Bitunix analyst issued a warning on Wednesday: if Brent stays above $110 , liquidity flowing into the crypto market will continue to be compressed because higher oil prices mean consumers and institutions spend more cash elsewhere.

But at deep night, there is a side note worth recording.

On the same day—after Powell finished speaking and after Trump announced the indefinite blockade—Meta quietly announced the rollout of stablecoin payment features across its entire platform. This is the closest move to Zuckerberg’s 2019 Libra dream after four straight years. A Fortune report mentioned that the share of the US dollar in global foreign exchange reserves has already fallen to 57%, and discussions about petrodollar erosion have never been closer to reality.

These two things happen on the same day—this is not coincidence; it is a matter of logic.

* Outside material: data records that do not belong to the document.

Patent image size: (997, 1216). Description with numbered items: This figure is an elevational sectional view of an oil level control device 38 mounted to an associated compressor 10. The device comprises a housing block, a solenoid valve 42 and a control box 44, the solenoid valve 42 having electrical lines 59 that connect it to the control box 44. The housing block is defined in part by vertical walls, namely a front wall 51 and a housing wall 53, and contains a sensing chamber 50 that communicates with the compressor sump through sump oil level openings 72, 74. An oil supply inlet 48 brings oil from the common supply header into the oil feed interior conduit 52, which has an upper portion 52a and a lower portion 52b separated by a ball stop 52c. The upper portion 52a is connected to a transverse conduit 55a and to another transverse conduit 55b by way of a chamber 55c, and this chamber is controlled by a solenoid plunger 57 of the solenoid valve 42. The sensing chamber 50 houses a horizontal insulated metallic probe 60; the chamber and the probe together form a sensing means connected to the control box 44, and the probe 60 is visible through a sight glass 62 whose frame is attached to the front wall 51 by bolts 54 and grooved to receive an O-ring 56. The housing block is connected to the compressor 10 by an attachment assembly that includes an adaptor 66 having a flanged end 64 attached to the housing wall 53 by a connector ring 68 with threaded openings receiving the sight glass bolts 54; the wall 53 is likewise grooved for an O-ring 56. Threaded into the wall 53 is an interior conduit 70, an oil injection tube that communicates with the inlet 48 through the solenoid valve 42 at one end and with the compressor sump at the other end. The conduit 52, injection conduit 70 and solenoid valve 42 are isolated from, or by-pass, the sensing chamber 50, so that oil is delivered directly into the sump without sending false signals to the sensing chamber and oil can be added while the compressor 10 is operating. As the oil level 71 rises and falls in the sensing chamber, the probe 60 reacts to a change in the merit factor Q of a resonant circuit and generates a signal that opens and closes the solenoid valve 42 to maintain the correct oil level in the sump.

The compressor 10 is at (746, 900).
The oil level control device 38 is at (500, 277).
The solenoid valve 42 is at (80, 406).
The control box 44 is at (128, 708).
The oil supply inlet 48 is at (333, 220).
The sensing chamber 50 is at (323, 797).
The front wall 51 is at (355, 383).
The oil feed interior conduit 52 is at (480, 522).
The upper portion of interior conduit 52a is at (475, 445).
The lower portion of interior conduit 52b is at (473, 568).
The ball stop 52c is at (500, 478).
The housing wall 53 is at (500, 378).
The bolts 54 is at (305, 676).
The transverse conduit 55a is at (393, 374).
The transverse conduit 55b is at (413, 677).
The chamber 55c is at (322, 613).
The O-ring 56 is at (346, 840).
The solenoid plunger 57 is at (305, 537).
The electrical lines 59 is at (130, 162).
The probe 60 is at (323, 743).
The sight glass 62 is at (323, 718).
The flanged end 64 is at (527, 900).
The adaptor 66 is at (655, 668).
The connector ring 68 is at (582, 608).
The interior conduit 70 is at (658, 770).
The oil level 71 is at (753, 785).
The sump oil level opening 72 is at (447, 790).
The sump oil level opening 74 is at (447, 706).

Today’s wrap-up: Powell is gone, $120 oil price is left behind, and MAG4 says the business is fine but the bills are up

On April 29, three things happened at the same time, jointly defining where the ceiling for this rebound is:

US stocks: Dow down 280.12 points (-0.57%) to 48,861.81, five consecutive days of decline. The S&P and Nasdaq are nearly flat. The Fed voted the historically rare 8 to 4 split to keep rates at 3.5%–3.75%, Powell delivered a farewell speech, and the handover to Warsh is entering countdown mode. The 10-year US Treasury yield soared to 4.41%, and the expectation of high rates lasting longer was effectively sealed.

Oil prices: Brent surged 6%+ to close at $118.03, intraday touching $120.27; WTI closed at $106.88—both hitting new highs since the start of the war. Trump announced the indefinite blockade, wiping the timeline for any peace process clean again.

Cryptocurrency: Bitcoin violently shook in the $75,100–$77,800 range, closing near $75,100. Rate-cut expectations have been delayed, and the logic of liquidity compression dominates—$80,000 is out of reach in the near term.

After-hours MAG4 summary: Alphabet soared 6.6% (Google Cloud +63%, the best performer); Amazon rose 4%+ (big EPS beat, AWS +28%); Microsoft slightly down (results beat expectations but guidance weighed it down, Capex $190 billion); Meta down 6% (Capex another $100 billion, users slightly down, Iran taking the blame).

The market now only cares about one question: Brent at $120, or $140?

If the current level is the top, the upcoming Q2 corporate earnings will reflect rising costs but steady demand, and tech stocks will still have support. If Brent repeats the 2022 path and continues to push toward $130–$140, inflation expectations will break past the Fed’s tolerance limit. The first meeting after Warsh takes office is very likely to be a rate hike—that would be an uncomfortable market reset that everyone dislikes.

At least today, one thing is already certain: Powell used his final press conference to tell the world something he had never fully finished saying during his term—the independence of the central bank is something that must be guarded with everything at stake.